What I mean to say is that I don’t want this to be a film review—I don’t want this to be “Day of the Outlaw: Explained,” but I’m worried that all writing and all thinking can only ever be that. Then I feel like I’m back at square one, once again—I am too terrified by the impossibility of writing, and so I choose not to write, as if this perceived, illusory sense of agency were not utterly pathetic in the face of this impossibility which has been forced upon me. One does not decide against or in favor of impossibility; impossibility is the absence of decision. Part of me thinks I can allay this fear with irony, continue to write Western Revisionism with a tongue-in-cheek, if-you-can’t-beat-em-join-em attitude, but irony can merely inflate a wound in the place of an ego, it can’t puncture through real terror. And this terror of the impossibility of writing is nothing new, is itself a mere explanation, for Blanchot it was the center of the eternal recurrence of the same. But now nobody reads Blanchot, and only bodybuilders read Nietzsche, and their overcompensation drives them to some far-flung, depressing corner of the Empire; so far, in fact, that they convince themselves the Empire is no longer watching, and they are safe enough to compensate, to finally satiate the desire that has so long been deprived. But they forget, more likely they had never known, that the Empire is neither a territory, nor a map of a territory, but was always an eyeball—the remotest possibility and the farthest frontier are permissible only because they are visible, the invisible does not exist, and in the place of the ubermensch we can have only the uberkompensieremensch.

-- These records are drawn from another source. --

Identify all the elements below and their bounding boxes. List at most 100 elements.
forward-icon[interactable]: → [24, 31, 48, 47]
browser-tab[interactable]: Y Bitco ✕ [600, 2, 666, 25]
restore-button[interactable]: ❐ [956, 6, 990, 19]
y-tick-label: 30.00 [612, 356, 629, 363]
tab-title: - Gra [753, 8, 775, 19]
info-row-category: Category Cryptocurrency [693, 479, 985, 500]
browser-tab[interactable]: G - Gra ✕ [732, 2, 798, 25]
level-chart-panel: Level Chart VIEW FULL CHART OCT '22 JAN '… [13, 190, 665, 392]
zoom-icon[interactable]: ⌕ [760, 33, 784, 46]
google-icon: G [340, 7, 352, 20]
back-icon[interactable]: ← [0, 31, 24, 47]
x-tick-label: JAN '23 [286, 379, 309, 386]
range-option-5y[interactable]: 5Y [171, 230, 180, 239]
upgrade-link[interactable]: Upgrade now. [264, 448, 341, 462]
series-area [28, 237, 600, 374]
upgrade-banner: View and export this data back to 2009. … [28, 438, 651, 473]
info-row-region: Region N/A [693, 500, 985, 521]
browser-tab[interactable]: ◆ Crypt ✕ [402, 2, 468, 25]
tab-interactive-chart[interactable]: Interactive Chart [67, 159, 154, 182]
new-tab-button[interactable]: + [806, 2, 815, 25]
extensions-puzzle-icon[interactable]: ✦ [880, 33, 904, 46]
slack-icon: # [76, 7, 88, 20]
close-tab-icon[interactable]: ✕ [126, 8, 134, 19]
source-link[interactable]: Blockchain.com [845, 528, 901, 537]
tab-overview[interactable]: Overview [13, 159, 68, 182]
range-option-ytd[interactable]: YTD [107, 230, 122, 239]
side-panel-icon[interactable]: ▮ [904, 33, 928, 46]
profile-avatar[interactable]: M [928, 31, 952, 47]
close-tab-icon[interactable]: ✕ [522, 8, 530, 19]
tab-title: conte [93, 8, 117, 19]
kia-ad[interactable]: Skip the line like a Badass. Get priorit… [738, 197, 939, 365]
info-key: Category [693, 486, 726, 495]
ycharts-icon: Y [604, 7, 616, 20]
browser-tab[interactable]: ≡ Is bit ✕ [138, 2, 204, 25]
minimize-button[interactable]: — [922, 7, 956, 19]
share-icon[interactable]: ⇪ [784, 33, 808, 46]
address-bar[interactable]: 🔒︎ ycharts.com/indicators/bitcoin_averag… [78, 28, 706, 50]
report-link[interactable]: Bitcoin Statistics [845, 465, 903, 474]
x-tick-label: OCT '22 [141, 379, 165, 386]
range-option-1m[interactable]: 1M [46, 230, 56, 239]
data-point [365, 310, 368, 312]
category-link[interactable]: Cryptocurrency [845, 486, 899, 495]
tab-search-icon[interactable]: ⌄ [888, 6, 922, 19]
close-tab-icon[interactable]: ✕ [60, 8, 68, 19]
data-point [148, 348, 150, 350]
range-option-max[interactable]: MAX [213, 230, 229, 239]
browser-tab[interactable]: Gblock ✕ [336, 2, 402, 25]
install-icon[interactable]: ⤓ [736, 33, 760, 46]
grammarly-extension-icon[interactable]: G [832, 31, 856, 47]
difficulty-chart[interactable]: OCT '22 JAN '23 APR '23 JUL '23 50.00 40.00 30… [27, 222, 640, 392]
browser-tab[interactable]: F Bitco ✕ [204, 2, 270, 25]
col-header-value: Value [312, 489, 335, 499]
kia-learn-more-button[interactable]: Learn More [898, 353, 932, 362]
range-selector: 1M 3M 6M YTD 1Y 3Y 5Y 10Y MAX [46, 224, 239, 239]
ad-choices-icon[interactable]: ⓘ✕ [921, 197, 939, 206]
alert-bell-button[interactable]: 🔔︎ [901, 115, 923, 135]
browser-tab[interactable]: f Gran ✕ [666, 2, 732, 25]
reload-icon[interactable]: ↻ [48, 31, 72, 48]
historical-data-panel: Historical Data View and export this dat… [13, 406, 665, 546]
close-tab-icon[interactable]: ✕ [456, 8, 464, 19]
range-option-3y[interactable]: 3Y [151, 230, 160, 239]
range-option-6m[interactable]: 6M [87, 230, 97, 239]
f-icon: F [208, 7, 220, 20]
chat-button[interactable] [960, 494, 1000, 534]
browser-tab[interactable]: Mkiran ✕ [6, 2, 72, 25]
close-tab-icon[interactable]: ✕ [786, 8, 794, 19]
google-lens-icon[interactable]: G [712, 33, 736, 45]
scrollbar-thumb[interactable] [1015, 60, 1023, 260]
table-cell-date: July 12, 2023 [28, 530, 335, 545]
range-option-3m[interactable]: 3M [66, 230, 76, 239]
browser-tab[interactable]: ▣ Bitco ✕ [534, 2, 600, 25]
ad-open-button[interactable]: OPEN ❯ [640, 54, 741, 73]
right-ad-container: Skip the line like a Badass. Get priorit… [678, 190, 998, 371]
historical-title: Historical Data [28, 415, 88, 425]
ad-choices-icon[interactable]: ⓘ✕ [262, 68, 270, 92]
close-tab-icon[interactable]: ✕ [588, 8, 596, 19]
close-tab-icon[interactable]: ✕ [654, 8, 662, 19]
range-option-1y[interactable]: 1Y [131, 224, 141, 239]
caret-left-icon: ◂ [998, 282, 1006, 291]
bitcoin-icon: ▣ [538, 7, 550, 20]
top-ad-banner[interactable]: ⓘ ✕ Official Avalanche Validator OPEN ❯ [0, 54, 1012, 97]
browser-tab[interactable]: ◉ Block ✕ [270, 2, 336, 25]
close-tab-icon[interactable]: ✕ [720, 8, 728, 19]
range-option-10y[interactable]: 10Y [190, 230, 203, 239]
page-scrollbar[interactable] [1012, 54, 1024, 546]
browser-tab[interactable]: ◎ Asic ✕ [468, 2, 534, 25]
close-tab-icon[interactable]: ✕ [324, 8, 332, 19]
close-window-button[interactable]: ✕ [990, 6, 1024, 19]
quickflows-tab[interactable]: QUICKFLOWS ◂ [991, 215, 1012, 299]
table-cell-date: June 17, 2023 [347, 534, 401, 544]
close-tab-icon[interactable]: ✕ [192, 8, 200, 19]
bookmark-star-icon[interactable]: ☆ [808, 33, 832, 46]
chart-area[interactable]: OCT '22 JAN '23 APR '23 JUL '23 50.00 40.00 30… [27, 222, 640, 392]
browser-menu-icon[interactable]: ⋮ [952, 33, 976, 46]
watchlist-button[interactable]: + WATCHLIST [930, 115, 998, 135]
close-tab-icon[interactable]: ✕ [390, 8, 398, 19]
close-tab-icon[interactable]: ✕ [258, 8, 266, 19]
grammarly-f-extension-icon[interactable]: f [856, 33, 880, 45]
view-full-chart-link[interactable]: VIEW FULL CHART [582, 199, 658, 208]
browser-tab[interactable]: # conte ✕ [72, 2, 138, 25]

Is that really what I think? Probably not. I’ve been sitting on that ubermensch thing for a while though, and I needed a reason to write it down. Was that the best way to write it down? Probably not. But I can’t reiterate enough that Western Revisionism is just an excuse for me to write. I have no idea for its form, no expectations for its content, and no agenda for what it will explain. I do think it would be funny, though, if this ended up being a parody of a Substack that used Western movies as a crutch for social criticism that always descended into an insane Blanchot-esque paradox about the impossibility of writing. That paradox is genuinely something that fascinates me, both for the social conditions that cause it and as a phenomenon in and of itself. And it’s true that no one reads Blanchot anymore, which makes him a great writer to imitate. As attractive as that is that route is, though, it will undermine any sociological insight I might have and come across as if I need to wrap all my philosophical thinking in a layer of ironic gauze, to make it ambiguous like some kind of intellectual coward. And that might make me guilty of turning Western Revisionism into the same kind of “Life: Explained” writing that terrifies me so much, but damn, some of you people are straight-up wrong and need that shit explained. Am I saying that I am right? Probably not.